Segredos do Caminho de Santiago - 4ª parte- Peregrinos


Com a trupe de italianos.






O Caminho é sempre cheio de peregrinos. Mas sentia falta de Andréia e Celinha, e muitas vezes me lembrava dos dias de caminhada com elas.






Saída de Roncesvalle

Saímos de Roncesvalles, na fronteira com a França aos pés dos Pirineus, em um dia de Setembro, pela manhã bem cedo. Não tinha clareado ainda e a neblina tornava a paisagem mais bonita. Estava muito frio e eu estava na expectativa de começar a jornada para a qual tinha me preparado, ou pelo menos eu achava que tinha.  Passamos a noite em um convento antigo, em grandes camas com lenções de linho branco. Mas o banho foi gelado naquela manhã, não tinha água quente! 


Os primeiros quilômetros de caminhada foram difíceis, muitas subidas e descidas, trechos com muitas pedras, já anunciando o que nos esperava no Caminho. Fizemos um planejamento de percorrer pelo menos 24 quilômetros por dia. Todas as paradas já tinham sido programadas. Já no fim do primeiro dia percebi que meu “treinamento” não foi muito adequado. Cheguei completamente exausta no albergue em Zubiri. Mas a partir daí parece que o corpo foi acostumando e as caminhadas tornam-se divertidas, mesmo com todos os obstáculos. No segundo dia comecei a sentir meus joelhos. Com as bolsas de gelo, massagens e os anti-inflamatórios que Andreia havia levado eu conseguia caminhar, algumas vezes com menos dor, outras vezes com muita dor.
Eu e Andréia em Astorga

As paradas para descansar, ir ao banheiro e tomar o “cafe con leche” eram sempre muito confortantes. Uma das coisas mais incríveis do Caminho é a quantidade de peregrinos de todos os lugares do mundo e de todas as idades. A maioria deles é de europeus, muitos de cabelos brancos, com mais de 70 anos. Percorríamos longos trechos com eles compartilhando todas as sensações do Caminho.

De todos os dias, o mais divertido foi quando encontramos uma trupe de italianos no caminho para Rabanal.  Caminhamos com eles, sempre conversando alto, gesticulando e contando histórias. Conversávamos em espanhol ou num italiano misturado com português, mas nos entendíamos. Era um grupo de teatro formado por jovens barulhentos e muito alegres. À noite, no albergue, fizeram um jantar italiano com muito vinho, cantoria e dança até tarde da noite.  Maravilha! No dia seguinte estávamos felizes e prontos para mais um dia no Caminho.

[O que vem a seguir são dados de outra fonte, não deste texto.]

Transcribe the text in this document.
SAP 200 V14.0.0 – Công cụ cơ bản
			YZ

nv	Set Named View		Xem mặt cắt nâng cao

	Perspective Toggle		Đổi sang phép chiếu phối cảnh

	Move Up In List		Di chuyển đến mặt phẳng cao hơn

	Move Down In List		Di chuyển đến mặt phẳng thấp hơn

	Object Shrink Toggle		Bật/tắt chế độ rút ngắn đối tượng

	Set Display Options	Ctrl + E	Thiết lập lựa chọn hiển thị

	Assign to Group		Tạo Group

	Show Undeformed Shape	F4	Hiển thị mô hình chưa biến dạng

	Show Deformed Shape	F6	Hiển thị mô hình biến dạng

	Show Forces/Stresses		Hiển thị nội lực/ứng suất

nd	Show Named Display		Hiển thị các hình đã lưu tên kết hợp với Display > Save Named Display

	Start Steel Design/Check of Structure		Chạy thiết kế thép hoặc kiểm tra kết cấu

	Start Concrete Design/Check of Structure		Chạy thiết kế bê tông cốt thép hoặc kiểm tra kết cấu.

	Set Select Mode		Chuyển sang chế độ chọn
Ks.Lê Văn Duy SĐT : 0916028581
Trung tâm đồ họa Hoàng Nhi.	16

Eu e Gino na porta do albergue




       
"Vira, vira !"
Dança no albergue


         
















As catedrais são inesquecíveis! As que mais me impressionaram foram a de Leon, de uma beleza fantástica com seus grandes vitrais coloridos em vários tons de azul e a catedral de Burgos, pelo seu enorme tamanho! Sobre a  Catedral de Santiago, essa foi especial em todos os sentidos, mas conto depois! Sempre entravamos nas igrejas e o principal motivo não era conhecer, mas agradecer e pedir proteção até o fim do Caminho. Independente da religião, geralmente todos os peregrinos seguiam esse ritual.

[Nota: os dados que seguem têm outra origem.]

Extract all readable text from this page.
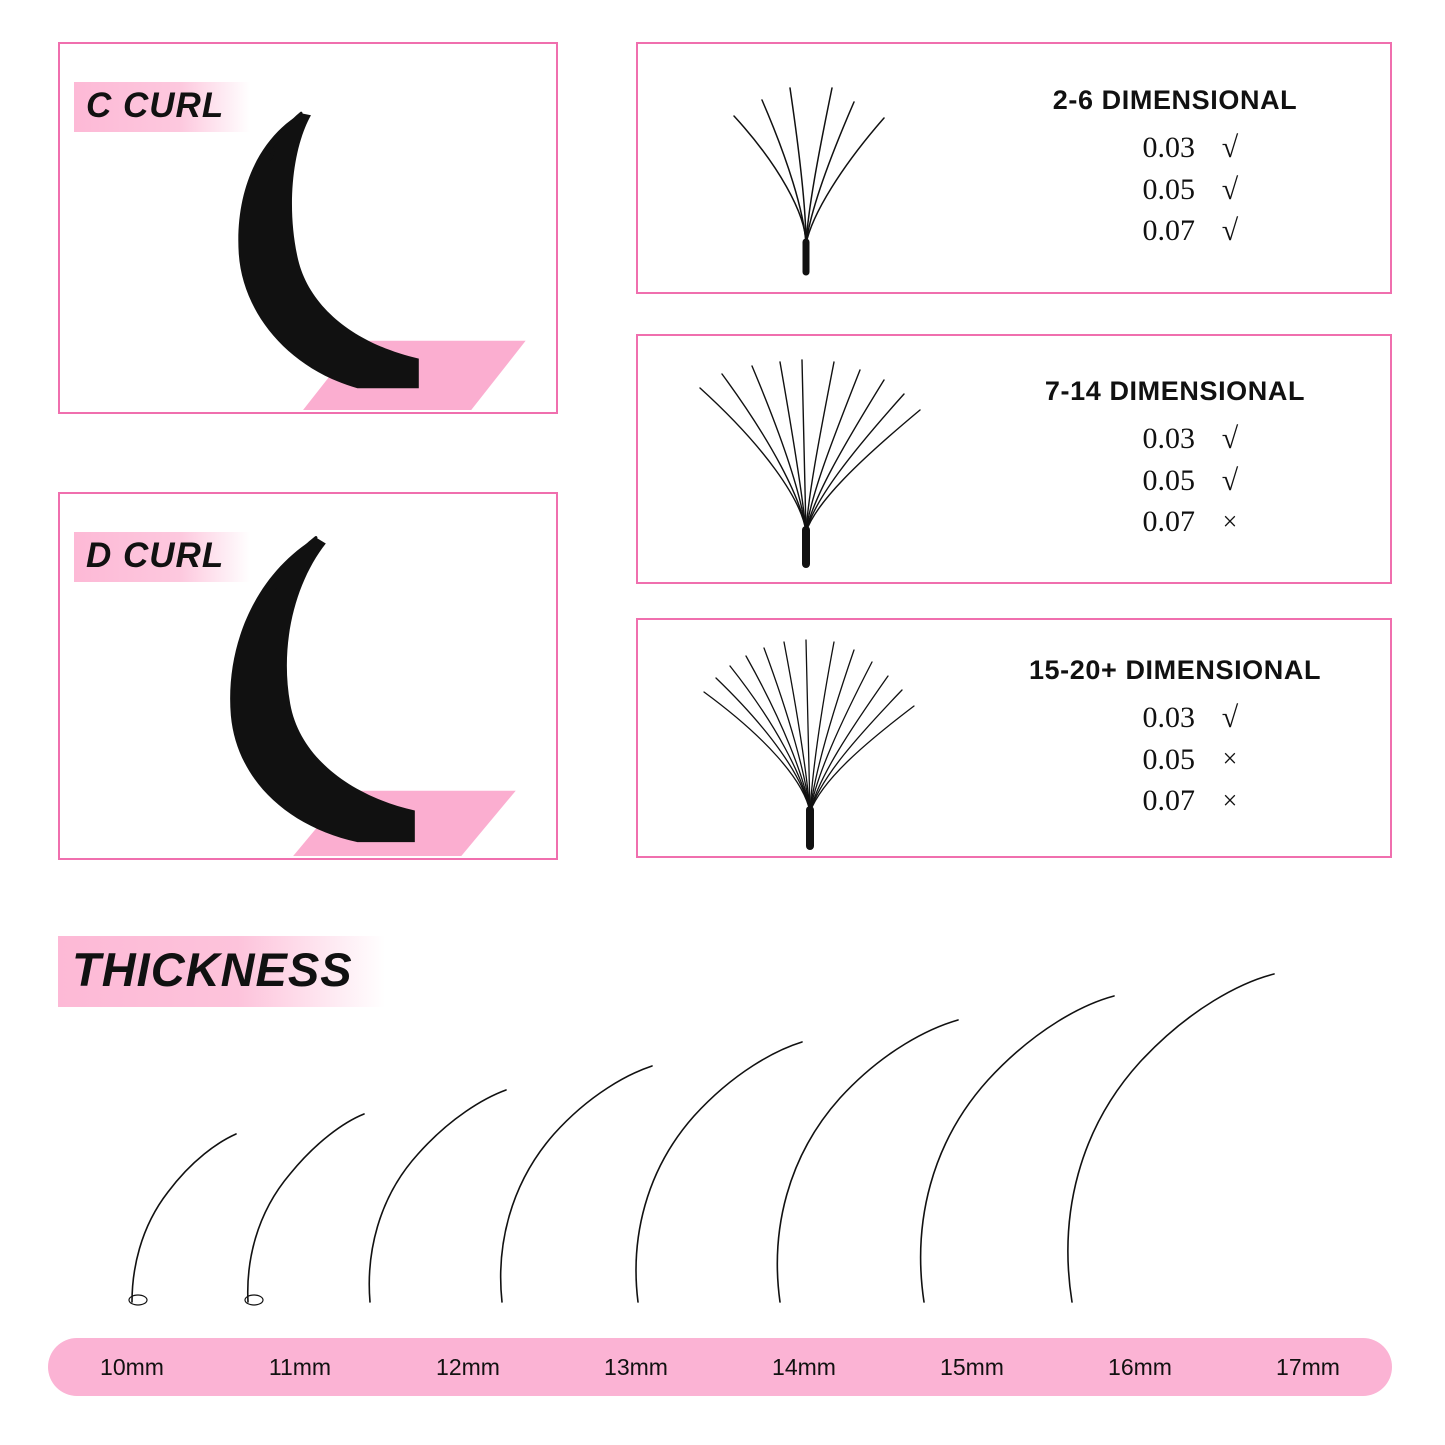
C CURL
D CURL
2-6 DIMENSIONAL
0.03 √
0.05 √
0.07 √
7-14 DIMENSIONAL
0.03 √
0.05 √
0.07	×
15-20+ DIMENSIONAL
0.03 √
0.05	×
0.07	×
THICKNESS
10mm	11mm	12mm	13mm	14mm	15mm	16mm	17mm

Muitos foram os “apertos” pelo caminho. Certo dia em Logronho, saí do albergue para procurar um telefone público para ligar para o Brasil (hoje é até difícil imaginar uma época em que não existia o celular). Eu ligava sempre para falar com meus filhos, que estavam na casa de minha mãe. Naquele dia liguei para meu ex-marido. É difícil para alguém que nunca enfrentou uma separação entender o quanto é doloroso separar de alguém que você ama. Num momento do relacionamento, que nunca percebemos quando, o outro faz parte de você mesmo, parece que entranha no seu coração e no seu corpo, a ponto de perdermos o senso de individualidade, algumas vezes. Foi o que aconteceu comigo, e por isso foi tão doloroso. Mas continuávamos nos falando, afinal era o pai dos meus filhos. Após o telefonema eu comecei a sentir uma taquicardia forte e sensação de desmaio imediato, precisei entrar em um prédio e me deitei no chão por alguns minutos, sozinha, num país estranho e sem minhas amigas por perto. Duas pessoas se aproximaram para ajudar, mas por sorte, depois de poucos minutos a taquicardia passou. Fiquei ali sentada por um tempo até que voltei ao albergue, sem traumas, não por causa de um simples mal estar.

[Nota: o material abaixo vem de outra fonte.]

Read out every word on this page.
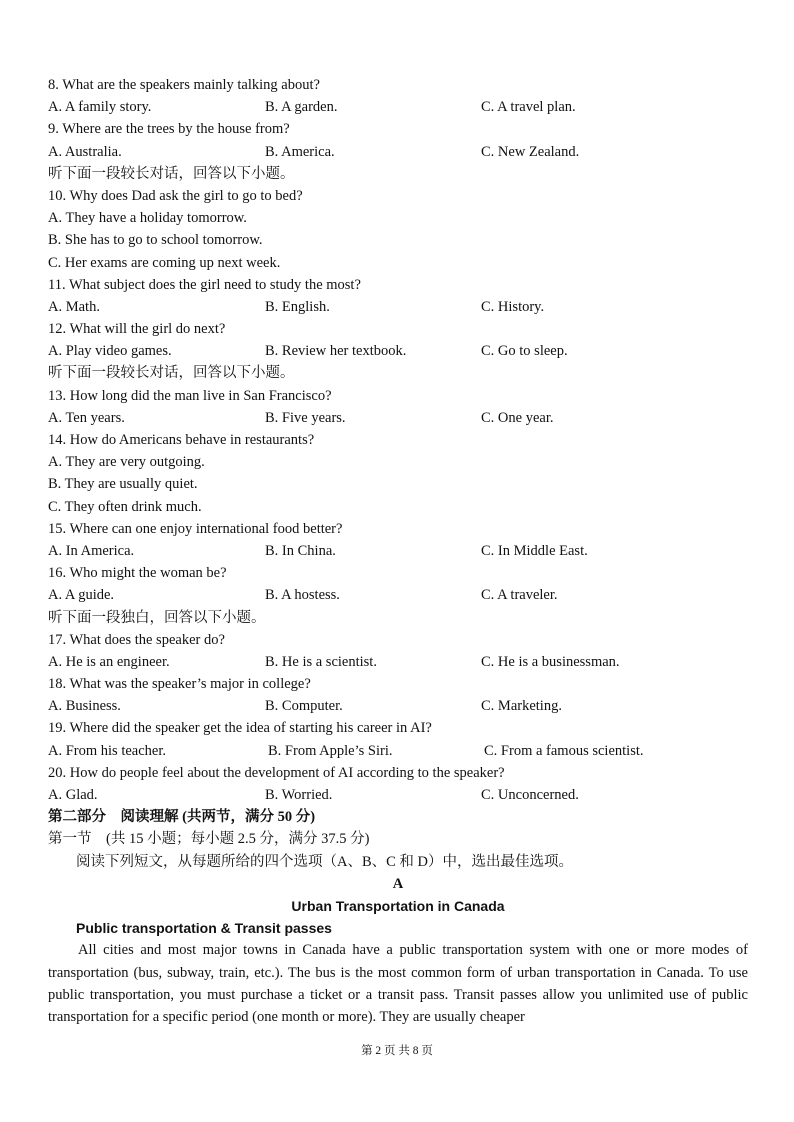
8. What are the speakers mainly talking about?
A. A family story.	B. A garden.	C. A travel plan.
9. Where are the trees by the house from?
A. Australia.	B. America.	C. New Zealand.
听下面一段较长对话，回答以下小题。
10. Why does Dad ask the girl to go to bed?
A. They have a holiday tomorrow.
B. She has to go to school tomorrow.
C. Her exams are coming up next week.
11. What subject does the girl need to study the most?
A. Math.	B. English.	C. History.
12. What will the girl do next?
A. Play video games.	B. Review her textbook.	C. Go to sleep.
听下面一段较长对话，回答以下小题。
13. How long did the man live in San Francisco?
A. Ten years.	B. Five years.	C. One year.
14. How do Americans behave in restaurants?
A. They are very outgoing.
B. They are usually quiet.
C. They often drink much.
15. Where can one enjoy international food better?
A. In America.	B. In China.	C. In Middle East.
16. Who might the woman be?
A. A guide.	B. A hostess.	C. A traveler.
听下面一段独白，回答以下小题。
17. What does the speaker do?
A. He is an engineer.	B. He is a scientist.	C. He is a businessman.
18. What was the speaker’s major in college?
A. Business.	B. Computer.	C. Marketing.
19. Where did the speaker get the idea of starting his career in AI?
A. From his teacher.	B. From Apple’s Siri.	C. From a famous scientist.
20. How do people feel about the development of AI according to the speaker?
A. Glad.	B. Worried.	C. Unconcerned.
第二部分　阅读理解 (共两节，满分 50 分)
第一节　(共 15 小题；每小题 2.5 分，满分 37.5 分)
阅读下列短文，从每题所给的四个选项（A、B、C 和 D）中，选出最佳选项。
A
Urban Transportation in Canada
Public transportation & Transit passes
All cities and most major towns in Canada have a public transportation system with one or more modes of transportation (bus, subway, train, etc.). The bus is the most common form of urban transportation in Canada. To use public transportation, you must purchase a ticket or a transit pass. Transit passes allow you unlimited use of public transportation for a specific period (one month or more). They are usually cheaper
第 2 页 共 8 页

Os sonhos eram sempre muito marcantes e transcendentes.  Em Castrojeriz tive um sonho muito vívido que eu senti como real. Sonhei que estava durante uma noite escura no alto de uma grande rocha e de repente se aproximou de mim uma luz violeta intensa em espiral, veloz e muito poderosa. Ao chegar perto do meu rosto se transformou numa pessoa, um guardião que estava ali para me proteger. Sonhos como esse nos davam força e determinação no rumo do nosso objetivo, Santiago de Compostela.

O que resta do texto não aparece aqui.